U.S. treasuries gain as inflation reading matches expectations

The US Treasury Department in Washington, DC, US, on Tuesday, June 25, 2024. The end of Fed rate increases in July 2023 was followed by a surge in expectations for rate cuts beginning this year.    (Ting Shen/Bloomberg)
By Ezra Fieser and Liz Capo McCormick Bloomberg

Treasuries gained after a reading on inflation came in as expected, leaving the Federal Reserve on track to continue cutting interest rates next month.

The gains pushed down yields by about one basis point across tenors. The rate on two-year notes — which most closely track expectations for changes to monetary policy — dipped to 3.64%, while the benchmark 10-year moved to 4.16%.

Personal consumption expenditures for August excluding food and energy rose 0.2% from the prior month, in line with analyst expectations. The measure — often called the Fed’s preferred inflation gauge — was up 2.9% on an annual basis. Separately, a gauge of consumer spending rose at a solid clip.

“These numbers look to me that they are consistent with what markets were expecting,” said James Bullard, former president of the St.
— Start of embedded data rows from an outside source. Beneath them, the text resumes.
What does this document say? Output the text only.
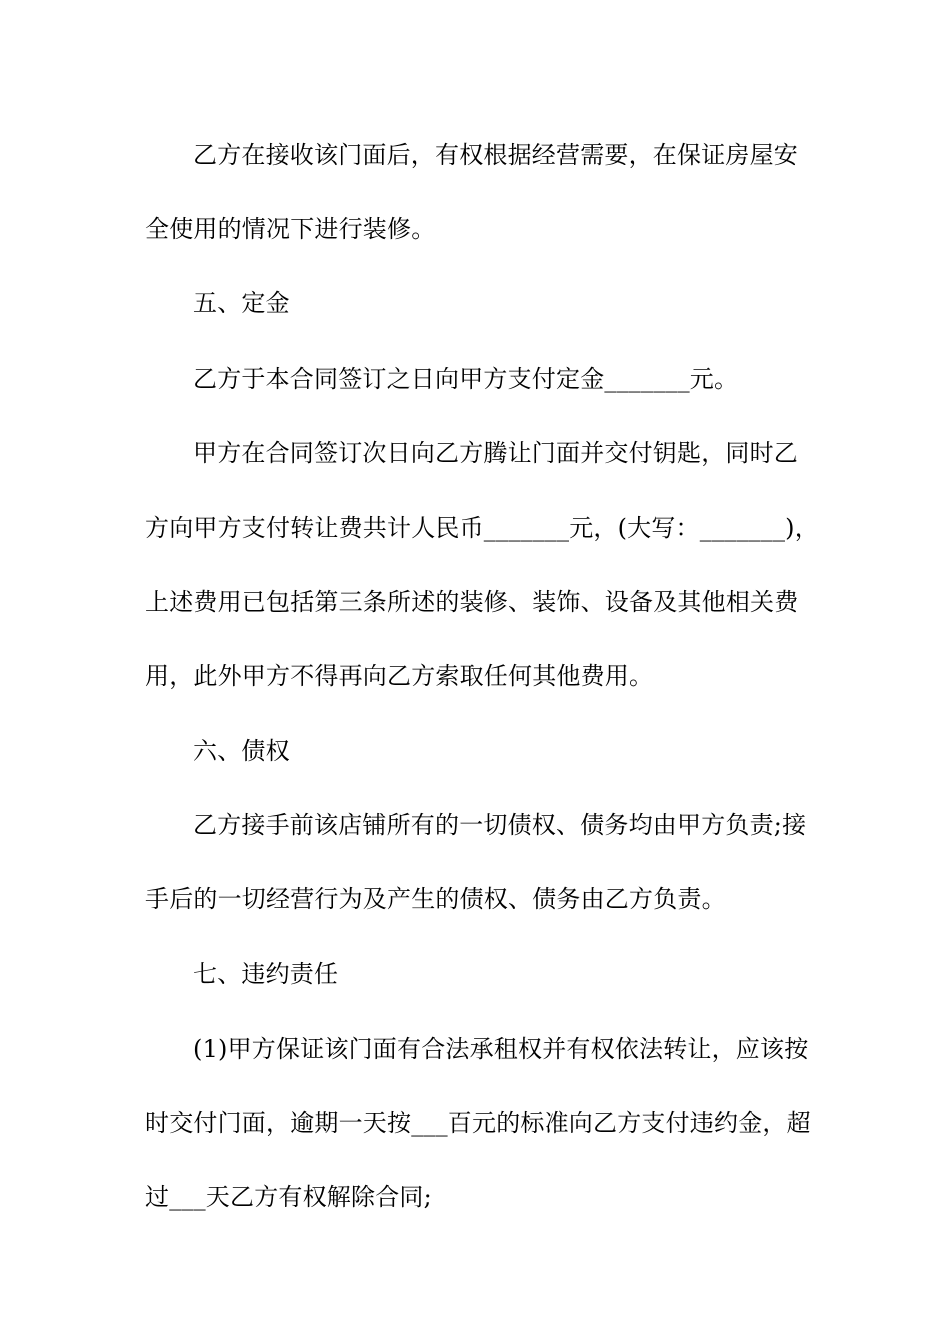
乙方在接收该门面后，有权根据经营需要，在保证房屋安
全使用的情况下进行装修。
五、定金
乙方于本合同签订之日向甲方支付定金_______元。
甲方在合同签订次日向乙方腾让门面并交付钥匙，同时乙
方向甲方支付转让费共计人民币_______元，(大写：_______)，
上述费用已包括第三条所述的装修、装饰、设备及其他相关费
用，此外甲方不得再向乙方索取任何其他费用。
六、债权
乙方接手前该店铺所有的一切债权、债务均由甲方负责;接
手后的一切经营行为及产生的债权、债务由乙方负责。
七、违约责任
(1)甲方保证该门面有合法承租权并有权依法转让，应该按
时交付门面，逾期一天按___百元的标准向乙方支付违约金，超
过___天乙方有权解除合同;
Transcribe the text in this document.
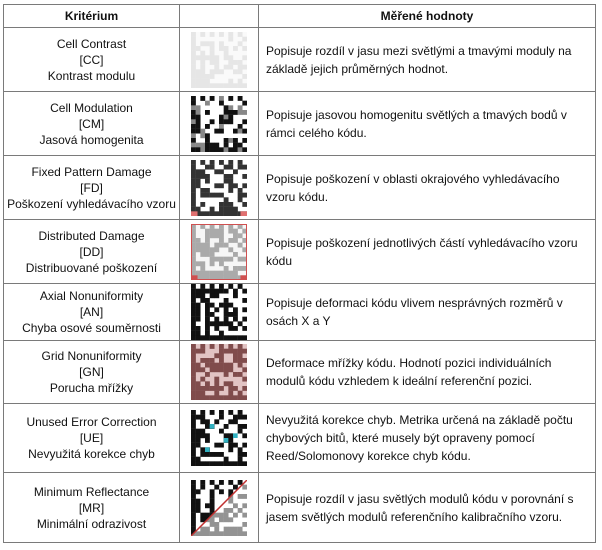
Kritérium		Měřené hodnoty

Cell Contrast
[CC]
Kontrast modulu		Popisuje rozdíl v jasu mezi světlými a tmavými moduly na základě jejich průměrných hodnot.

Cell Modulation
[CM]
Jasová homogenita		Popisuje jasovou homogenitu světlých a tmavých bodů v rámci celého kódu.

Fixed Pattern Damage
[FD]
Poškození vyhledávacího vzoru		Popisuje poškození v oblasti okrajového vyhledávacího vzoru kódu.

Distributed Damage
[DD]
Distribuované poškození		Popisuje poškození jednotlivých částí vyhledávacího vzoru kódu

Axial Nonuniformity
[AN]
Chyba osové souměrnosti		Popisuje deformaci kódu vlivem nesprávných rozměrů v osách X a Y

Grid Nonuniformity
[GN]
Porucha mřížky		Deformace mřížky kódu. Hodnotí pozici individuálních modulů kódu vzhledem k ideální referenční pozici.

Unused Error Correction
[UE]
Nevyužitá korekce chyb		Nevyužitá korekce chyb. Metrika určená na základě počtu chybových bitů, které musely být opraveny pomocí Reed/Solomonovy korekce chyb kódu.

Minimum Reflectance
[MR]
Minimální odrazivost		Popisuje rozdíl v jasu světlých modulů kódu v porovnání s jasem světlých modulů referenčního kalibračního vzoru.
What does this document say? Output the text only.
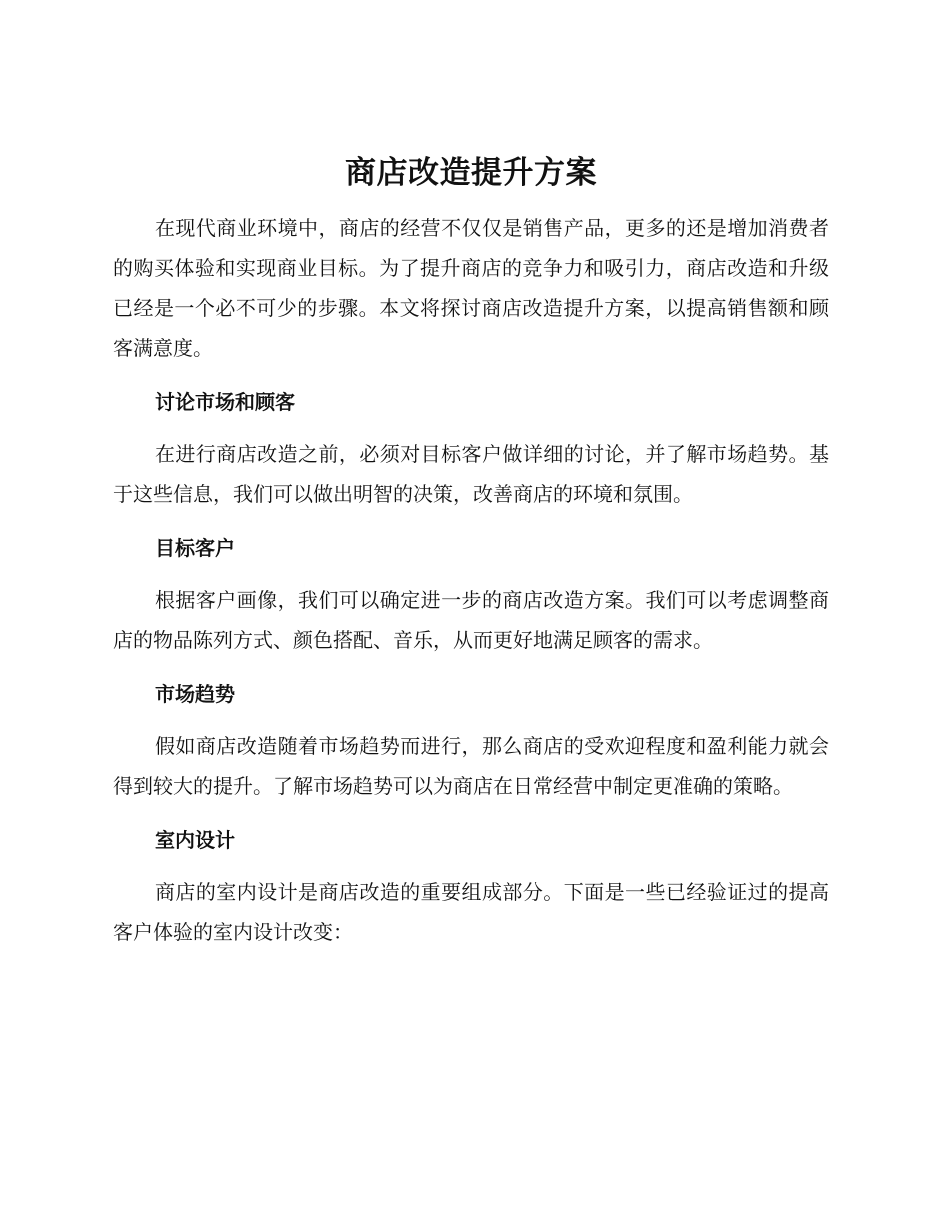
商店改造提升方案

在现代商业环境中，商店的经营不仅仅是销售产品，更多的还是增加消费者的购买体验和实现商业目标。为了提升商店的竞争力和吸引力，商店改造和升级已经是一个必不可少的步骤。本文将探讨商店改造提升方案，以提高销售额和顾客满意度。

讨论市场和顾客

在进行商店改造之前，必须对目标客户做详细的讨论，并了解市场趋势。基于这些信息，我们可以做出明智的决策，改善商店的环境和氛围。

目标客户

根据客户画像，我们可以确定进一步的商店改造方案。我们可以考虑调整商店的物品陈列方式、颜色搭配、音乐，从而更好地满足顾客的需求。

市场趋势

假如商店改造随着市场趋势而进行，那么商店的受欢迎程度和盈利能力就会得到较大的提升。了解市场趋势可以为商店在日常经营中制定更准确的策略。

室内设计

商店的室内设计是商店改造的重要组成部分。下面是一些已经验证过的提高客户体验的室内设计改变：
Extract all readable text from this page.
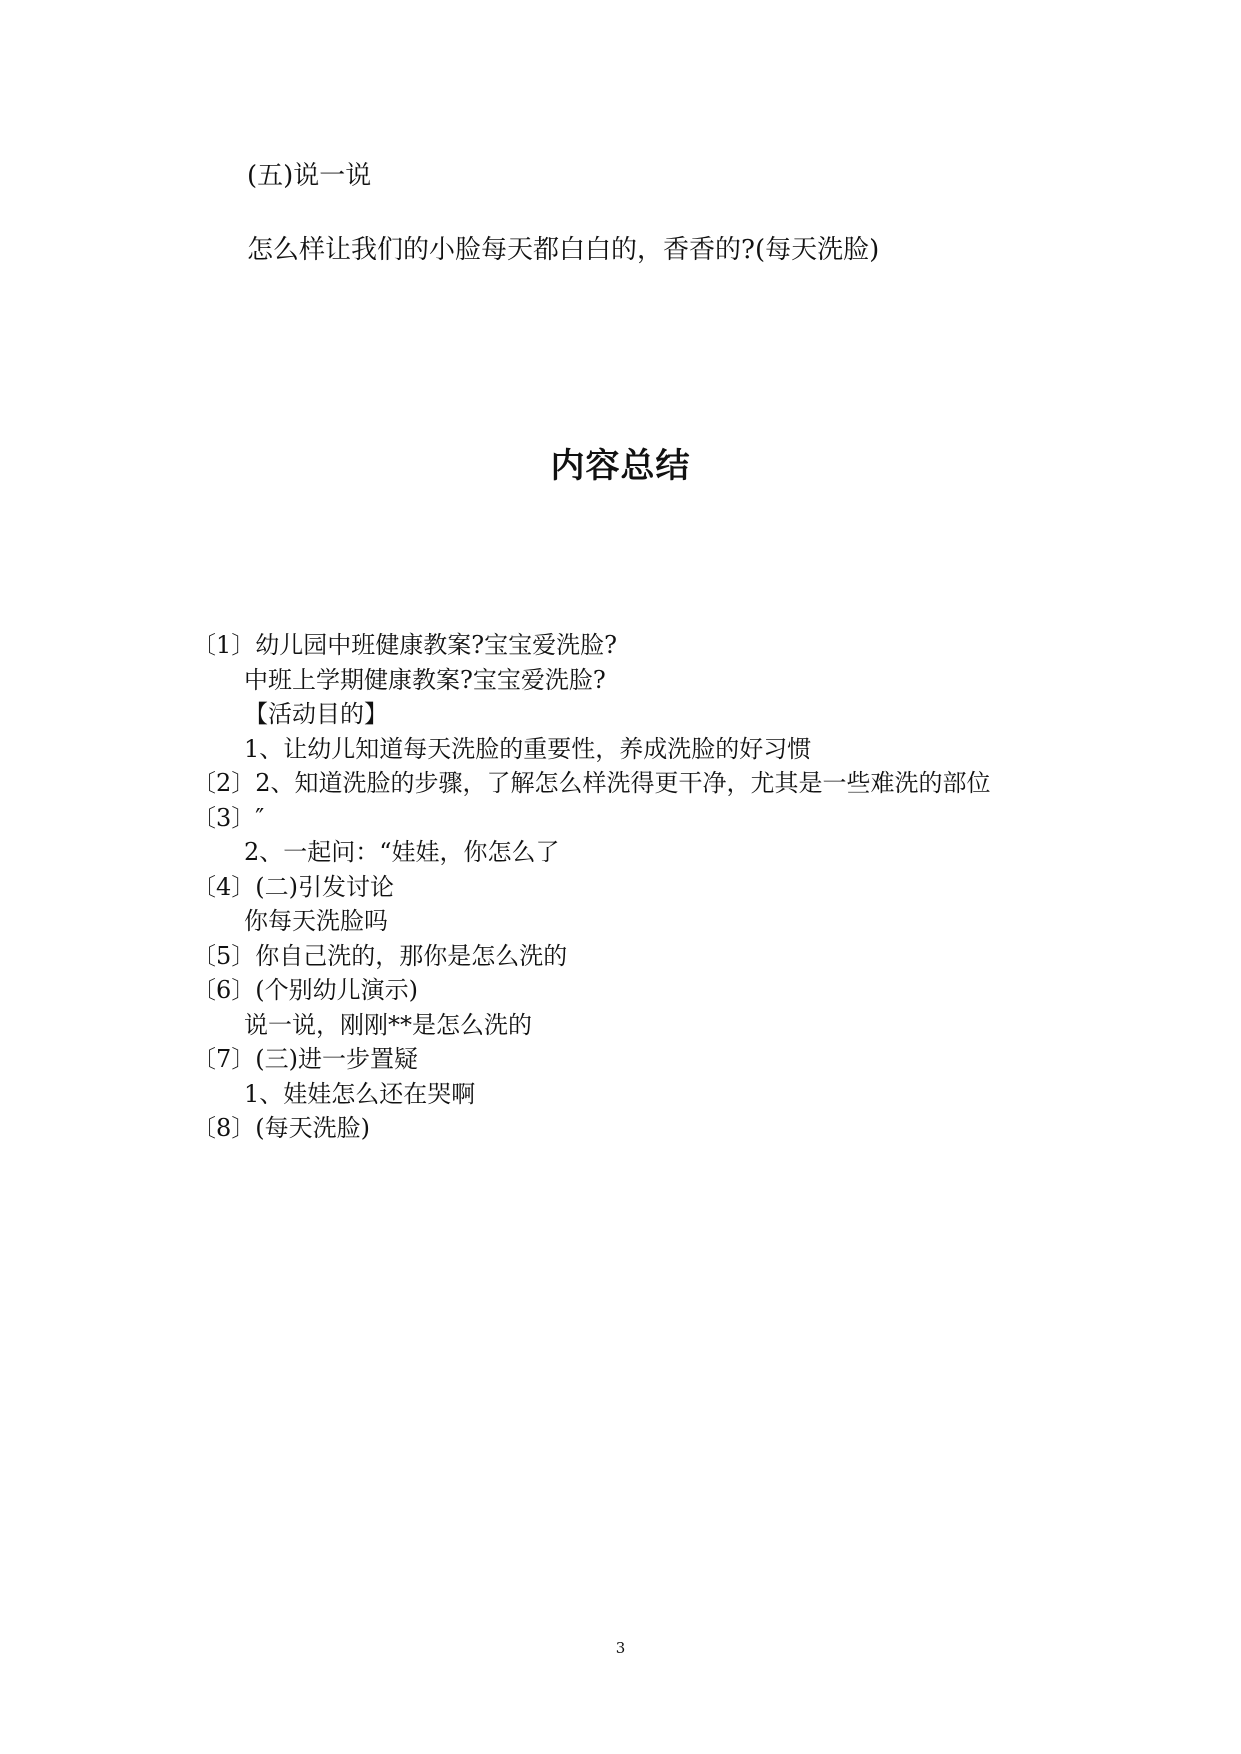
(五)说一说
怎么样让我们的小脸每天都白白的，香香的?(每天洗脸)
内容总结
〔1〕幼儿园中班健康教案?宝宝爱洗脸?
中班上学期健康教案?宝宝爱洗脸?
【活动目的】
1、让幼儿知道每天洗脸的重要性，养成洗脸的好习惯
〔2〕2、知道洗脸的步骤，了解怎么样洗得更干净，尤其是一些难洗的部位
〔3〕″
2、一起问：“娃娃，你怎么了
〔4〕(二)引发讨论
你每天洗脸吗
〔5〕你自己洗的，那你是怎么洗的
〔6〕(个别幼儿演示)
说一说，刚刚**是怎么洗的
〔7〕(三)进一步置疑
1、娃娃怎么还在哭啊
〔8〕(每天洗脸)
3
Louis Fed, said on Bloomberg Television. “This leaves everything on track to have further rate cuts during the next two meetings of the FOMC.”

Yields are still higher since last week’s Fed decision to reduce borrowing costs by a quarter point to a range of 4% to 4.25%. After that decision, Chair Jerome Powell signaled policymakers would take a cautious approach to further reductions.

An index of Treasuries has fallen 0.5% since the decision through Thursday, though it is still up more than 5% this year.

Interest-rate swaps showed traders are pricing in 20 basis points of cuts at the Fed’s October meeting and a total of 38 basis points by the end of the year, unchanged from before the PCE data was released.

“This data is not hot enough to worry the Fed, so they can still look through tariff effects,” said Kim Rupert, an economist at Action Economics.